Going Sane: The Rise and Fall of the Center for Feeling Therapy is a new documentary short from filmmaker Joey Izzo. The short looks at the Los Angeles therapy collective of the 1970s and its utopian promise before devolving into a business-minded cult built on control and abuse.
Gabriel Patay served as director of photography on the project, and says he met Joey Izzo through mutual producing friends Adam Ridley and Jordan Londe.
"I was instantly a huge fan of Joey's experimental Sundance short film You've Never Been Completely Honest when I saw it," says Patay. "I loved his use of unconventional techniques, such as using animation and actors in a documentary format."
During prep, the pair realized they were aligned in their love and pursuit to push documentary films in ways that challenge and express complicated feelings beyond just straight journalistic expression.
"My background in cinematography has included a wide kaleidoscope of flavors – (from) highly-stylized work to raw grit," shares Patay. "However, a common through-line is to try and maintain a sense of authenticity, sincerity, and to establish a specific perspective or visual identity of a story."
To help maintain the anonymity of the participants in Going Sane, the production created scenes with actors who would lip sync audio clips of the interviewed cult members.
"This creates an interesting emotional response as a viewer that's balancing the performances and the emotions expressed in the audio," says Patay. "One great example of this is the short scene that shows a desperate phone call between a woman in the cult and her child, where we used the real audio document as actor, Kate Adams, acted out this brief gut-wrenching moment."
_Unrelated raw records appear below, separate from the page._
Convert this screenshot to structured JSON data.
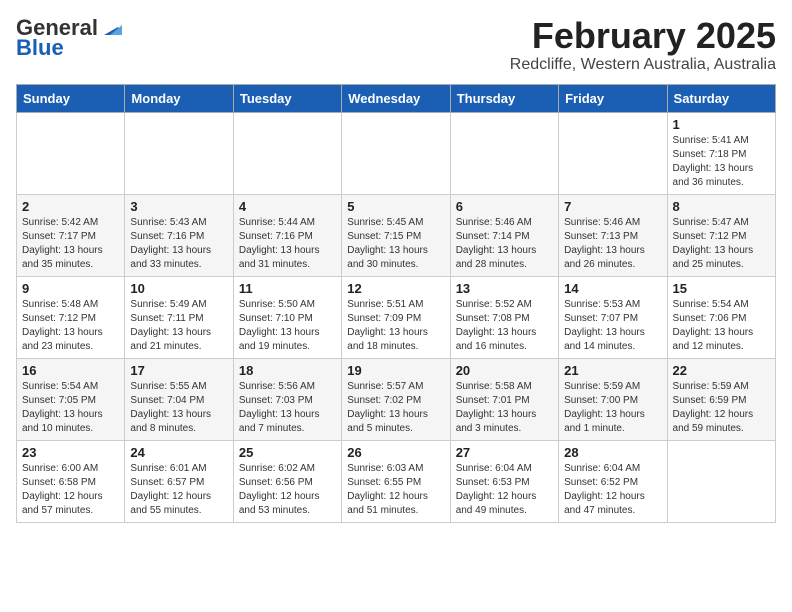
{
  "header": {
    "logo_general": "General",
    "logo_blue": "Blue",
    "title": "February 2025",
    "subtitle": "Redcliffe, Western Australia, Australia"
  },
  "weekdays": [
    "Sunday",
    "Monday",
    "Tuesday",
    "Wednesday",
    "Thursday",
    "Friday",
    "Saturday"
  ],
  "weeks": [
    [
      {
        "day": "",
        "info": ""
      },
      {
        "day": "",
        "info": ""
      },
      {
        "day": "",
        "info": ""
      },
      {
        "day": "",
        "info": ""
      },
      {
        "day": "",
        "info": ""
      },
      {
        "day": "",
        "info": ""
      },
      {
        "day": "1",
        "info": "Sunrise: 5:41 AM\nSunset: 7:18 PM\nDaylight: 13 hours\nand 36 minutes."
      }
    ],
    [
      {
        "day": "2",
        "info": "Sunrise: 5:42 AM\nSunset: 7:17 PM\nDaylight: 13 hours\nand 35 minutes."
      },
      {
        "day": "3",
        "info": "Sunrise: 5:43 AM\nSunset: 7:16 PM\nDaylight: 13 hours\nand 33 minutes."
      },
      {
        "day": "4",
        "info": "Sunrise: 5:44 AM\nSunset: 7:16 PM\nDaylight: 13 hours\nand 31 minutes."
      },
      {
        "day": "5",
        "info": "Sunrise: 5:45 AM\nSunset: 7:15 PM\nDaylight: 13 hours\nand 30 minutes."
      },
      {
        "day": "6",
        "info": "Sunrise: 5:46 AM\nSunset: 7:14 PM\nDaylight: 13 hours\nand 28 minutes."
      },
      {
        "day": "7",
        "info": "Sunrise: 5:46 AM\nSunset: 7:13 PM\nDaylight: 13 hours\nand 26 minutes."
      },
      {
        "day": "8",
        "info": "Sunrise: 5:47 AM\nSunset: 7:12 PM\nDaylight: 13 hours\nand 25 minutes."
      }
    ],
    [
      {
        "day": "9",
        "info": "Sunrise: 5:48 AM\nSunset: 7:12 PM\nDaylight: 13 hours\nand 23 minutes."
      },
      {
        "day": "10",
        "info": "Sunrise: 5:49 AM\nSunset: 7:11 PM\nDaylight: 13 hours\nand 21 minutes."
      },
      {
        "day": "11",
        "info": "Sunrise: 5:50 AM\nSunset: 7:10 PM\nDaylight: 13 hours\nand 19 minutes."
      },
      {
        "day": "12",
        "info": "Sunrise: 5:51 AM\nSunset: 7:09 PM\nDaylight: 13 hours\nand 18 minutes."
      },
      {
        "day": "13",
        "info": "Sunrise: 5:52 AM\nSunset: 7:08 PM\nDaylight: 13 hours\nand 16 minutes."
      },
      {
        "day": "14",
        "info": "Sunrise: 5:53 AM\nSunset: 7:07 PM\nDaylight: 13 hours\nand 14 minutes."
      },
      {
        "day": "15",
        "info": "Sunrise: 5:54 AM\nSunset: 7:06 PM\nDaylight: 13 hours\nand 12 minutes."
      }
    ],
    [
      {
        "day": "16",
        "info": "Sunrise: 5:54 AM\nSunset: 7:05 PM\nDaylight: 13 hours\nand 10 minutes."
      },
      {
        "day": "17",
        "info": "Sunrise: 5:55 AM\nSunset: 7:04 PM\nDaylight: 13 hours\nand 8 minutes."
      },
      {
        "day": "18",
        "info": "Sunrise: 5:56 AM\nSunset: 7:03 PM\nDaylight: 13 hours\nand 7 minutes."
      },
      {
        "day": "19",
        "info": "Sunrise: 5:57 AM\nSunset: 7:02 PM\nDaylight: 13 hours\nand 5 minutes."
      },
      {
        "day": "20",
        "info": "Sunrise: 5:58 AM\nSunset: 7:01 PM\nDaylight: 13 hours\nand 3 minutes."
      },
      {
        "day": "21",
        "info": "Sunrise: 5:59 AM\nSunset: 7:00 PM\nDaylight: 13 hours\nand 1 minute."
      },
      {
        "day": "22",
        "info": "Sunrise: 5:59 AM\nSunset: 6:59 PM\nDaylight: 12 hours\nand 59 minutes."
      }
    ],
    [
      {
        "day": "23",
        "info": "Sunrise: 6:00 AM\nSunset: 6:58 PM\nDaylight: 12 hours\nand 57 minutes."
      },
      {
        "day": "24",
        "info": "Sunrise: 6:01 AM\nSunset: 6:57 PM\nDaylight: 12 hours\nand 55 minutes."
      },
      {
        "day": "25",
        "info": "Sunrise: 6:02 AM\nSunset: 6:56 PM\nDaylight: 12 hours\nand 53 minutes."
      },
      {
        "day": "26",
        "info": "Sunrise: 6:03 AM\nSunset: 6:55 PM\nDaylight: 12 hours\nand 51 minutes."
      },
      {
        "day": "27",
        "info": "Sunrise: 6:04 AM\nSunset: 6:53 PM\nDaylight: 12 hours\nand 49 minutes."
      },
      {
        "day": "28",
        "info": "Sunrise: 6:04 AM\nSunset: 6:52 PM\nDaylight: 12 hours\nand 47 minutes."
      },
      {
        "day": "",
        "info": ""
      }
    ]
  ]
}
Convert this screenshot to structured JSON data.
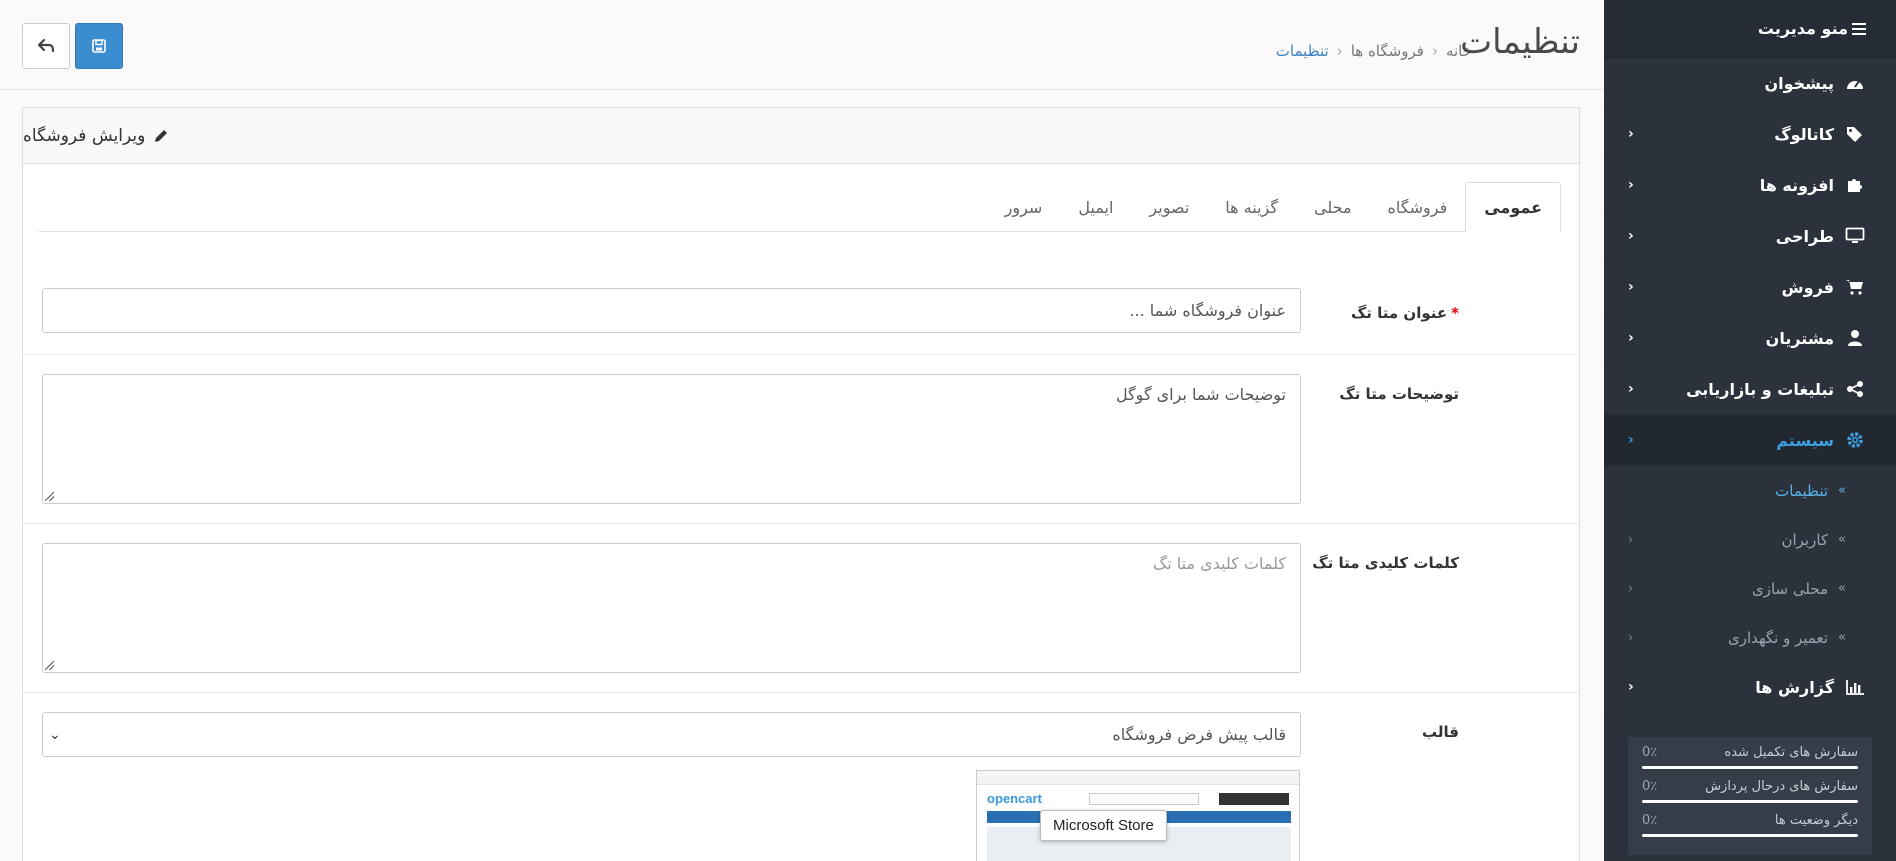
{
  "sidebar": {
    "title": "منو مدیریت",
    "items": [
      {
        "label": "پیشخوان",
        "icon": "dashboard-icon",
        "has_chevron": false
      },
      {
        "label": "کاتالوگ",
        "icon": "tags-icon",
        "has_chevron": true
      },
      {
        "label": "افزونه ها",
        "icon": "puzzle-icon",
        "has_chevron": true
      },
      {
        "label": "طراحی",
        "icon": "desktop-icon",
        "has_chevron": true
      },
      {
        "label": "فروش",
        "icon": "cart-icon",
        "has_chevron": true
      },
      {
        "label": "مشتریان",
        "icon": "user-icon",
        "has_chevron": true
      },
      {
        "label": "تبلیغات و بازاریابی",
        "icon": "share-icon",
        "has_chevron": true
      },
      {
        "label": "سیستم",
        "icon": "gear-icon",
        "has_chevron": true,
        "active": true
      }
    ],
    "subitems": [
      {
        "label": "تنظیمات",
        "active": true
      },
      {
        "label": "کاربران"
      },
      {
        "label": "محلی سازی"
      },
      {
        "label": "تعمیر و نگهداری"
      }
    ],
    "reports": {
      "label": "گزارش ها",
      "icon": "bar-chart-icon"
    },
    "stats": [
      {
        "label": "سفارش های تکمیل شده",
        "percent": "0٪",
        "value": 0
      },
      {
        "label": "سفارش های درحال پردازش",
        "percent": "0٪",
        "value": 0
      },
      {
        "label": "دیگر وضعیت ها",
        "percent": "0٪",
        "value": 0
      }
    ]
  },
  "header": {
    "title": "تنظیمات",
    "breadcrumb": [
      "خانه",
      "فروشگاه ها",
      "تنظیمات"
    ]
  },
  "panel": {
    "title": "ویرایش فروشگاه",
    "tabs": [
      "عمومی",
      "فروشگاه",
      "محلی",
      "گزینه ها",
      "تصویر",
      "ایمیل",
      "سرور"
    ],
    "fields": {
      "meta_title": {
        "label": "عنوان متا تگ",
        "value": "عنوان فروشگاه شما ..."
      },
      "meta_description": {
        "label": "توضیحات متا تگ",
        "value": "توضیحات شما برای گوگل"
      },
      "meta_keywords": {
        "label": "کلمات کلیدی متا تگ",
        "placeholder": "کلمات کلیدی متا تگ"
      },
      "theme": {
        "label": "قالب",
        "value": "قالب پیش فرض فروشگاه"
      }
    },
    "theme_preview_logo": "opencart"
  },
  "tooltip": "Microsoft Store",
  "colors": {
    "sidebar_bg": "#2b323c",
    "accent": "#3c8dd0",
    "link": "#3a83c3",
    "required": "#e3000e"
  }
}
Going in, the production team knew they would need to incorporate quite a bit of low-resolution archival video alongside newly-shot footage.
"We wanted our footage to not have the common polish or sheen seen in a lot of well-financed documentaries these days," Patay explains. "Our goal was to kind of blur the lines between an archival artifact and a vintage production, including imperfect camera operating, like you might find if you were trying to catch real moments, as well as the feel of manual but intentional zooming of the lens."
Footage was shot using a S16 crop sensor with the Canon C500 and an 8-64mm Canon zoom lens. The idea, shares Patay, was to use a lens that closely resembled the type of lenses commonly used for making TV documentaries in the late '70s, and with a much greater depth of field similar to Super 16 film.
Izzo and Adam Ridley edited the project.